Colin James, Legal Affairs Editor: The Advertiser | June 18, 2008
GYPSY Jokers from across Australia have gathered in Adelaide for a funeral which would be illegal under new anti-bikie laws introduced by the State Government.
The bikies were farewelling club president Wayne “Chiller” McGrath, 42, a father of four and part-owner of four tattoo parlours, who suffered a fatal heart attack last week while exercising on a treadmill at his Virginia home.
His sudden death prompted public tributes from Gypsy Jokers members nationally and overseas, including the US, Germany, South Africa and Norway.
More than 300 people – including more than 100 Gypsy Jokers from Adelaide, NSW, Victoria, Queensland, Western Australia, Germany, Norway and the US – this afternoon attended his funeral at Sydney Harrison Funerals, Ridgehaven, before travelling to the Smithfield Memorial Cemetery, Evanston, where his body was buried.
The mourners – who included wives, girlfriends and children – then went to the Gypsy Jokers clubrooms at Wingfield for a wake expected to last most of the week.
Legal sources said under the new anti-bikie laws due to take effect late next month, the funeral and wake would have been declared prohibited events as bikies will be prohibited from associating with each other once their gangs have been declared illegal organisations by Attorney-General Michael Atkinson.
The laws – the first of their kind in Australia apart from the federal anti-terror legislation – have been attacked by lawyers and civil liberatarians as “draconian” and an erosion of individual rights, particularly freedom of association.
Gypsy Jokers Adelaide chapter sergeant-at-arms “Davo” today said it was wrong that bikies would no longer be able to gather together at such events as funerals, weddings and birthday parties with their families and friends.
“They’re f…..d,” he said.
“How can something like a funeral be illegal? We’re here to bury our brother and pay our respects to him and his family.”
Davo, who would not provide his full name, said Mr McGrath was a “staunch member, a dedicated family man”.
“He leaves a big hole and he will be missed,” he said.

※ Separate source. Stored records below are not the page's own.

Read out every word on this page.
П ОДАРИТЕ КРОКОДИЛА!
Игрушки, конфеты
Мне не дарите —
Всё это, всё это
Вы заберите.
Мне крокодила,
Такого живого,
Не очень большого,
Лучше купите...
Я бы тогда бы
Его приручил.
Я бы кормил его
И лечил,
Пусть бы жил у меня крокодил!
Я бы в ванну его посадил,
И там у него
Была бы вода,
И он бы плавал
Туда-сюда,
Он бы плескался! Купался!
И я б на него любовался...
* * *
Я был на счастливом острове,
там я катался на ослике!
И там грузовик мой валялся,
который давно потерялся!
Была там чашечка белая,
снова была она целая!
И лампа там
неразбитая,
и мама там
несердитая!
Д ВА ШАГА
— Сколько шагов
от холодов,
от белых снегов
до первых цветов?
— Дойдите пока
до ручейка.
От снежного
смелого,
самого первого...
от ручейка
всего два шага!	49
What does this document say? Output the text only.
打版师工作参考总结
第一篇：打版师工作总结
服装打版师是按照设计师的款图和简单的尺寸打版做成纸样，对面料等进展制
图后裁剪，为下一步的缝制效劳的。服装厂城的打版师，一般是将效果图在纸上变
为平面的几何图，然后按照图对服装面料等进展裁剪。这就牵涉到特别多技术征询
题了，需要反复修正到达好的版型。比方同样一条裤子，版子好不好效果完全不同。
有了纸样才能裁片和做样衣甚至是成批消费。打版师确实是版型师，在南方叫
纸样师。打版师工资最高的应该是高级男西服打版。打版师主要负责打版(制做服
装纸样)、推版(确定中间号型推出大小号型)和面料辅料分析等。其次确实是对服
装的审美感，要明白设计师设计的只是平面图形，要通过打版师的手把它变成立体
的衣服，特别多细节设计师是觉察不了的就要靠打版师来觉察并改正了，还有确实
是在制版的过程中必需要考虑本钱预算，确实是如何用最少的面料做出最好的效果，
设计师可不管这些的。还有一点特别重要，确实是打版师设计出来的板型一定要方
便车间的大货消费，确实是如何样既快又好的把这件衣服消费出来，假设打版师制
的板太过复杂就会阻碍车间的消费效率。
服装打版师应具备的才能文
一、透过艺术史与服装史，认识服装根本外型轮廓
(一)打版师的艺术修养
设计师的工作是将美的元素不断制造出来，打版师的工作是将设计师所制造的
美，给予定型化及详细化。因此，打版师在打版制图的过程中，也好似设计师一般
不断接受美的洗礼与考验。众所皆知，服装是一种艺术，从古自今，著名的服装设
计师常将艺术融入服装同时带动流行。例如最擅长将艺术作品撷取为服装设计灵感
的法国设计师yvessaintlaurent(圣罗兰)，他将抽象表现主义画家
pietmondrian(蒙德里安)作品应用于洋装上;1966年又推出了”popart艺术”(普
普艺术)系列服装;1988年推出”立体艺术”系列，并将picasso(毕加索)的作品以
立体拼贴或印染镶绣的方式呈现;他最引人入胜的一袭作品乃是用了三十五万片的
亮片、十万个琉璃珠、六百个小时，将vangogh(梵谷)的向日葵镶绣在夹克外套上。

The laws contain provisions that members of outlaw motorcycle clubs can only associate with direct family members such as their parents, brothers and sisters, grandparents and children.
They are not permitted to gather together or have contact with their uncles, aunties or cousins – or neighbours and other friends or acquaintances.
Anyone who breaches the laws – whether they are bikies or individuals having contact with bikies at least six times a year – can be jailed for up to five years.
Control orders restraining the movements of individual bikies can also be issued by magistrates and judges on the application of SA Police.
Criminal intelligence used by police to obtain the control orders must be classified as such by the Police Commissioner and can be withheld from certain parties in court. “Criminal intelligence” is defined as information that will prejudice a criminal investigation.
All other information used when applying for a control order and not classified “criminal intelligence” must be presented in accordance with standard court rules.
There are several points at which appeal action can be taken by a person who is the subject of a control order. Courts must be satisfied that the subject is either a member of an outlawed group, an associate of such a group or is conducting other serious criminal activity before granting a control order.
Once an order is issued, the subject has 14 days to lodge an objection with the court which will be heard by a judge who will consider if there are sufficient grounds for the orders.
If the subject is still unsatisfied, they can go straight to the Supreme Court on a question of law or seek leave to appeal to the Supreme Court on a question of fact.
In addition, at any time the court can vary or revoke an order. Either the Police Commissioner can apply to the court at any time or the subject of an order must apply for leave to be heard on the revokation or variation.
Section 41 of the Act also states that, other than the provisions outlined above, there is no other right of judicial review in relation to control orders.